HDLdebugger: Streamlining HDL debugging with Large Language Models
Xufeng Yao, Haoyang Li, Tszho Chan, Wenyi Xiao, Mingxuan Yuan, Yu Huang, Lei Chen, Bei Yu
Abstract
In the domain of chip design, hardware description languages (HDLs) play a pivotal role. However, due to the inherent complexity of HDLs and the scarcity of high-quality debugging resources, HDL bug fixing remains a challenging and time-consuming task, even for seasoned engineers. Consequently, there is a pressing need to develop automated HDL code debugging models, which can alleviate the burden on hardware engineers.

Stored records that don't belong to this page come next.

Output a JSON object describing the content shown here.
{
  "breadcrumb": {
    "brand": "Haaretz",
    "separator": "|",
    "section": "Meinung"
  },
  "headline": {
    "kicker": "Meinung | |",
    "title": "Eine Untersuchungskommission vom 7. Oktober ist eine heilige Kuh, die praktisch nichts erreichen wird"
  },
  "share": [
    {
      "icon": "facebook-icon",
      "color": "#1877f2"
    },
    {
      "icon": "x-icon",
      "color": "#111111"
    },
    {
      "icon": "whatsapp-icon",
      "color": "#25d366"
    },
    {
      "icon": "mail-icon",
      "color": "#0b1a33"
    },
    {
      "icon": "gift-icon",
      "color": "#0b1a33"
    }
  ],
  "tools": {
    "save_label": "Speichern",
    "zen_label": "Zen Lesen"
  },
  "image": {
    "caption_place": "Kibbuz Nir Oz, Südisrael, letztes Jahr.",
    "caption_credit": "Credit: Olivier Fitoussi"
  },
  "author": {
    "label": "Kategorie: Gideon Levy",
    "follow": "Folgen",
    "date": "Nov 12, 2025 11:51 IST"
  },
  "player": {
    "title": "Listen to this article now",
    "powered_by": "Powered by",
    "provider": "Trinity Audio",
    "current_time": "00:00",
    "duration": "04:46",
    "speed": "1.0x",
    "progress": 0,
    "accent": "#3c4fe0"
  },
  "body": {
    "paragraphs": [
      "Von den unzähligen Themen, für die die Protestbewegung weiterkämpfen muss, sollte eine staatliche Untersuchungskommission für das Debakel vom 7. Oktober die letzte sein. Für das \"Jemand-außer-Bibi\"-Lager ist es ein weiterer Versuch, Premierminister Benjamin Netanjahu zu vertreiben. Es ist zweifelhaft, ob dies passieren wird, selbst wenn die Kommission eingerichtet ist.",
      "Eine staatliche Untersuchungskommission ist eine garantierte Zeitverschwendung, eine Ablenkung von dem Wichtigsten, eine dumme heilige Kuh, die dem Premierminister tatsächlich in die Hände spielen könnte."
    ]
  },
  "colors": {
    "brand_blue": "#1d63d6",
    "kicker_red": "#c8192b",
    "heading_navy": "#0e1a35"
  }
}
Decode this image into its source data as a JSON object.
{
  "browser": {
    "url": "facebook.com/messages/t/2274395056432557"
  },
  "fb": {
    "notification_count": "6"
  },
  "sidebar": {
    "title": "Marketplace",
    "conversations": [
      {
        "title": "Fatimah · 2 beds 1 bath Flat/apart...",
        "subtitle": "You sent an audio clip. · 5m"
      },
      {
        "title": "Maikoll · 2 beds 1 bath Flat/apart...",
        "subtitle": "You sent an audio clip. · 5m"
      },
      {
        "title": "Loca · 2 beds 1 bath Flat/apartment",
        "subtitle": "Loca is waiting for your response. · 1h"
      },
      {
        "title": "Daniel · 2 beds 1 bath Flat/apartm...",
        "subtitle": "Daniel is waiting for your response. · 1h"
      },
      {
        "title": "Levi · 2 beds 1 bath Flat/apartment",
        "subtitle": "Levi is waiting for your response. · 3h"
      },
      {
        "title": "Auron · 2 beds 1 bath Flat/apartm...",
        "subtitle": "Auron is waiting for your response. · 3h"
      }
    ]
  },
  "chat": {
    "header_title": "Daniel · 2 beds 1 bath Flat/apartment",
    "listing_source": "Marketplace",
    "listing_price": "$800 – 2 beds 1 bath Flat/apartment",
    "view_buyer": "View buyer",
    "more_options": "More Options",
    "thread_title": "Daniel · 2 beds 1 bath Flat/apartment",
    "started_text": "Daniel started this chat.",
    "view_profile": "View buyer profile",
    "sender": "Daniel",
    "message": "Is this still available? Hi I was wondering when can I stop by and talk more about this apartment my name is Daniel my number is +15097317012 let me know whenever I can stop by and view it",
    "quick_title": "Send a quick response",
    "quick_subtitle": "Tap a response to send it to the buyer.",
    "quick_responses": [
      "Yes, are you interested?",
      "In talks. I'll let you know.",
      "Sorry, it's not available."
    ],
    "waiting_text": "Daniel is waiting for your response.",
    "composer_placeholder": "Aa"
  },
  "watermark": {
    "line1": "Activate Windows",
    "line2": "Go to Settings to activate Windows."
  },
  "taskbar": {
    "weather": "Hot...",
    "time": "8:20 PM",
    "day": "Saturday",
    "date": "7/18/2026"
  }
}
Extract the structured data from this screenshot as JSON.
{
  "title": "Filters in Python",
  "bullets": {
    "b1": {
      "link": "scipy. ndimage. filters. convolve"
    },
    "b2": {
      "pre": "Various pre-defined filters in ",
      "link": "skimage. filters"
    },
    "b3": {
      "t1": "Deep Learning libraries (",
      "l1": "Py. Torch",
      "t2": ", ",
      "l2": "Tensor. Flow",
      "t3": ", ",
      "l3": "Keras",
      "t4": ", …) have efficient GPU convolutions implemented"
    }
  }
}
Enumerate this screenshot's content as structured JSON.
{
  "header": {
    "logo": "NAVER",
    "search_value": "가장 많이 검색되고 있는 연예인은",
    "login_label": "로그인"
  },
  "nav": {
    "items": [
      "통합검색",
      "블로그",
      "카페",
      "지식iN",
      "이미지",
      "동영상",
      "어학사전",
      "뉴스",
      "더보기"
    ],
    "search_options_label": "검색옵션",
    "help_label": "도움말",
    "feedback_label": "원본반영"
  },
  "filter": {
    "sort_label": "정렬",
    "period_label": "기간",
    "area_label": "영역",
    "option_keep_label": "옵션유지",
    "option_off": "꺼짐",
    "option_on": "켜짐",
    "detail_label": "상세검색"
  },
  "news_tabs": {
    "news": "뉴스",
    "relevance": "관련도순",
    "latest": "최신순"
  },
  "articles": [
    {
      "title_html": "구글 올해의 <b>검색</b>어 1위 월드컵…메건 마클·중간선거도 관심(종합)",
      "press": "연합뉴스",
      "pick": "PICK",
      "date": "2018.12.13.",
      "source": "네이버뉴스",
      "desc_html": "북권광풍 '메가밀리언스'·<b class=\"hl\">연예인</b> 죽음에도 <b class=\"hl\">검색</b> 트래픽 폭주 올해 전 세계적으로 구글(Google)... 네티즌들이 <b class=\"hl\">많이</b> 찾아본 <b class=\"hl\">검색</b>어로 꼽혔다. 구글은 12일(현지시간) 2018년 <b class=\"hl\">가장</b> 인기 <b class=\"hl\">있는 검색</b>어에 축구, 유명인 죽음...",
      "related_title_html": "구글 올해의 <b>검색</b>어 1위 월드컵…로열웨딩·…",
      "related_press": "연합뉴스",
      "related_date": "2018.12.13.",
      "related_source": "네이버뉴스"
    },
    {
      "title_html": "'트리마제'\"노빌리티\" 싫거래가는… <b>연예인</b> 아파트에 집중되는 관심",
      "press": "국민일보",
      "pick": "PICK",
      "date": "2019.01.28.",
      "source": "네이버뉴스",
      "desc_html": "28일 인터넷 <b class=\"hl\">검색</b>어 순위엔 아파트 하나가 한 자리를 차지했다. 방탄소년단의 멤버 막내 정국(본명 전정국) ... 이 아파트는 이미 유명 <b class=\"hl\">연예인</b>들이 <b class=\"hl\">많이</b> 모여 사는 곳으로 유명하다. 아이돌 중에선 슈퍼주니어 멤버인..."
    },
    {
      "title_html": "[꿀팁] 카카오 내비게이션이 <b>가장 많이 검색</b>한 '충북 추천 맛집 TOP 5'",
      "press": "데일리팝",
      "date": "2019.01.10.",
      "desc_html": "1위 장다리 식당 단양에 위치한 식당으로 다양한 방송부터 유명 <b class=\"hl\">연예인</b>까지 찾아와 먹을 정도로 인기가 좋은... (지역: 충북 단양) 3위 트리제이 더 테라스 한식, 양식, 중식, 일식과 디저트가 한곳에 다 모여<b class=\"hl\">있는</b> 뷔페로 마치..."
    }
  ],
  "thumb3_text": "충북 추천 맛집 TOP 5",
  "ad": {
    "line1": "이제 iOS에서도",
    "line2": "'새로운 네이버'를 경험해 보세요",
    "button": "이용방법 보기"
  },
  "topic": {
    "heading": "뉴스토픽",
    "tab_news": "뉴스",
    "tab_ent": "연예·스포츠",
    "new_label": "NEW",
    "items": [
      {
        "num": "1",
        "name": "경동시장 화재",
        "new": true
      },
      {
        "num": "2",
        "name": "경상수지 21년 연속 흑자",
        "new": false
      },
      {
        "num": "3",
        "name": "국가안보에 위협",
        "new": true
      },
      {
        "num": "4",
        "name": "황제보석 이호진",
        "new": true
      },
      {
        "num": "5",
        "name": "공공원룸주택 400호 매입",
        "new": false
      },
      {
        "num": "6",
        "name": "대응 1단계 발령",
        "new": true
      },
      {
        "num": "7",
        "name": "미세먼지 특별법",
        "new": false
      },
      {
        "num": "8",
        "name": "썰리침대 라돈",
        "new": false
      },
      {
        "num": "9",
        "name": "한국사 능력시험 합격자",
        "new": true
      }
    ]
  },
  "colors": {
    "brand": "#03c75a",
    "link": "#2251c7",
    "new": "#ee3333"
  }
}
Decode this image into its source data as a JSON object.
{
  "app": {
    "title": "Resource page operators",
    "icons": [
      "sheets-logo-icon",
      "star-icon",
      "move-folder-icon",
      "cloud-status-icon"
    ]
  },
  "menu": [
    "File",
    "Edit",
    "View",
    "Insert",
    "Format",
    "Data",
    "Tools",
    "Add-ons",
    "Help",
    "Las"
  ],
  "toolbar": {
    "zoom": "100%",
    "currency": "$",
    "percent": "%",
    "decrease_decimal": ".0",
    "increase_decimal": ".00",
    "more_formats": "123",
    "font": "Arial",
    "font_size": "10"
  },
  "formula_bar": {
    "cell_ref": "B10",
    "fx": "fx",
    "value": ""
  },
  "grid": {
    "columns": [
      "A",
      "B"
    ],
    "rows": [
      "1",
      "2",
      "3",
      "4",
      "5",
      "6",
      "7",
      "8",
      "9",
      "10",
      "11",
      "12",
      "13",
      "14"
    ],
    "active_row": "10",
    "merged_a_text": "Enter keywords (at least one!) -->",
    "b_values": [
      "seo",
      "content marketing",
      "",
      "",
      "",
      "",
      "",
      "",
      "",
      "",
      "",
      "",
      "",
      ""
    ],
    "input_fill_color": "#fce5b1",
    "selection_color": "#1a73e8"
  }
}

Despite the strong capabilities of large language models (LLMs) in generating, completing, and debugging software code, their utilization in the specialized field of HDL debugging has been limited and, to date, has not yielded satisfactory results. In this paper, we propose an LLM-assisted HDL debugging framework, namely HDLdebugger, which consists of HDL debugging data generation via a reverse engineering approach, a search engine for retrieval-augmented generation, and a retrieval-augmented LLM fine-tuning approach. Through the integration of these components, HDLdebugger can automate and streamline HDL debugging for chip design. Our comprehensive experiments, conducted on an HDL code dataset sourced from Industry, reveal that HDLdebugger outperforms 13 cutting-edge LLM baselines, displaying exceptional effectiveness in HDL code debugging.